I’ll follow up here once the hf-xet issue with vllm is addressed, and let me know if you have any questions.

1 Like

@manjusavanth we believe we’ve addressed the root cause of the CAS service error you were seeing. You can pip install a release candidate for testing. I.e.,

pip install hf-xet==1.1.6rc5

1 Like

Hi @jsulz , I have tried with pip install hf-xet==1.1.6rc5, this gives the same error as earlier.

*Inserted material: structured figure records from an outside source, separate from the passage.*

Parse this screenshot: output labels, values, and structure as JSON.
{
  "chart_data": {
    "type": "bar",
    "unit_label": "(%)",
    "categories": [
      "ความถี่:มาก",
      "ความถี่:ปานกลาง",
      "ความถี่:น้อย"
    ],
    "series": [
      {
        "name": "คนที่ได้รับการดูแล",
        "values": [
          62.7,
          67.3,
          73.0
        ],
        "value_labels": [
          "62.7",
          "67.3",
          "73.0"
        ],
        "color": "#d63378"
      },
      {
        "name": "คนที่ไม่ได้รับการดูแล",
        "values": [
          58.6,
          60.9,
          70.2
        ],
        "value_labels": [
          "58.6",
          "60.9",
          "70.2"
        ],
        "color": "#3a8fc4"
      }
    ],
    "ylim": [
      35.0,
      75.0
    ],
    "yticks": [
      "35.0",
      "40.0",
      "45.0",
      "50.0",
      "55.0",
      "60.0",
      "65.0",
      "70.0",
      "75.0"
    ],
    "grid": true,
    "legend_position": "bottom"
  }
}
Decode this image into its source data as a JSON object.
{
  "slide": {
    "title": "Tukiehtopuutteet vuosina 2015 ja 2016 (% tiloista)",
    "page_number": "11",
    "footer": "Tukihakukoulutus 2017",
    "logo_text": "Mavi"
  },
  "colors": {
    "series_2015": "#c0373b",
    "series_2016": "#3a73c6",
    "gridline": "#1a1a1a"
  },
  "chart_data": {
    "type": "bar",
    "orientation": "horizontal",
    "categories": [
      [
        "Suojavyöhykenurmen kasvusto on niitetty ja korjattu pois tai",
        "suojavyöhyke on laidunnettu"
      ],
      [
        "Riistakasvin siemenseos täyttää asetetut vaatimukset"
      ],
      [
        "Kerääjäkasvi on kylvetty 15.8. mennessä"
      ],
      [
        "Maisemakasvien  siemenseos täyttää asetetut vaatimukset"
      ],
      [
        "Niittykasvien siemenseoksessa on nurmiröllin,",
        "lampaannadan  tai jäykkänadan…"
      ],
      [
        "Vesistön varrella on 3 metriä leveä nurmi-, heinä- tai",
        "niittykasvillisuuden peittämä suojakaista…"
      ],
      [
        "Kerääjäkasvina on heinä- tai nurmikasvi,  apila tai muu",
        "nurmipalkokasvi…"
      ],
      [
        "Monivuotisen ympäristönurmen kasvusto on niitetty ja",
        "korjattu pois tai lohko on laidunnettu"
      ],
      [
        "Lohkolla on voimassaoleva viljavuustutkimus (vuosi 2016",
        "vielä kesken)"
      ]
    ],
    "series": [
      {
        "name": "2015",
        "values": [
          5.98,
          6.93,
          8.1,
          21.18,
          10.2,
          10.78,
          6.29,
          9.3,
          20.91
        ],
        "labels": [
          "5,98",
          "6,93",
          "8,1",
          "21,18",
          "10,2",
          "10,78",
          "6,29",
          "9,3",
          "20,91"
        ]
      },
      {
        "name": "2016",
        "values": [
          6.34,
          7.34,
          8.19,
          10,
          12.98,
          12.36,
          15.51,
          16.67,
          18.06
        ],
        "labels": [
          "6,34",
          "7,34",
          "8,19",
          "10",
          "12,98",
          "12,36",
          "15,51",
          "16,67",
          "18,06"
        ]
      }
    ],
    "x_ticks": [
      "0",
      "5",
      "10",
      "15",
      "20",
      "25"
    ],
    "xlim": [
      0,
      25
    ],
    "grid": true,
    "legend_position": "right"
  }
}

I changed nothing else apart from this line pip install hf-xet==1.1.6rc5.

1 Like

Thanks for testing @manjusavanth! We’ll keep investigating.

To make sure you’re unblocked and can download mistralai/Mistral-7B-Instruct-v0.2 did you see my earlier comment with respect to how you are loading in hf-xet?

I would review your code to ensure that either hf-xet is not installed and/or your environment recognizes the HF_HUB_DISABLE_XET. If, for whatever reason, HF_HUB_DISABLE_XET isn’t working for you, I would add your reproduction steps to the GitHub issue.

1 Like

Hi @jsulz I did try to install huggingface-hub first and then uninstalling the hf-xet. Also set the flag “HF_HUB_DISABLE_XET” to 1. But I continue to receive the same error.

I also check for the presence of xet after uninstaaling, there is no xet, but the CAS error continues.

import os
import glob
xet_bin = glob.glob(os.path.expanduser(“~/.cache/huggingface/hub/extensions/**/xet”), recursive=True)
print(“XET binaries found:”, xet_bin)

XET binaries found:

1 Like

I believe the issue with HF_HUB_DISABLE_XET may be related to the issue here HF_HUB_DISABLE_XET not disabling XET-based downloads · Issue #3266 · huggingface/huggingface_hub · GitHub

Can you confirm that you set the environment variable before you load the huggingface_hub library?

1 Like

hi @jsulz I have tried setting the flag for HF_HUB_DISABLE_XET both before and after importing the huggingface_hub library, nothing seems to change as I get the same CAS error, this issue has become a pain as I have not been able to download the model for last 20days. I am not sure vLLM is adding to the issue.

1 Like

This turned out to be the ip whitelisting issue. After getting the below urls whitelisted, the model download worked with xet.

transfer.xethub.hf.co

2 Likes

@manjusavanth ah, I’m sorry, that should’ve been the first thing I asked :person_facepalming:

Glad you resolved this and sorry for the runaround.

1 Like

Thank you for your time and guidance.

1 Like

This topic was automatically closed 12 hours after the last reply. New replies are no longer allowed.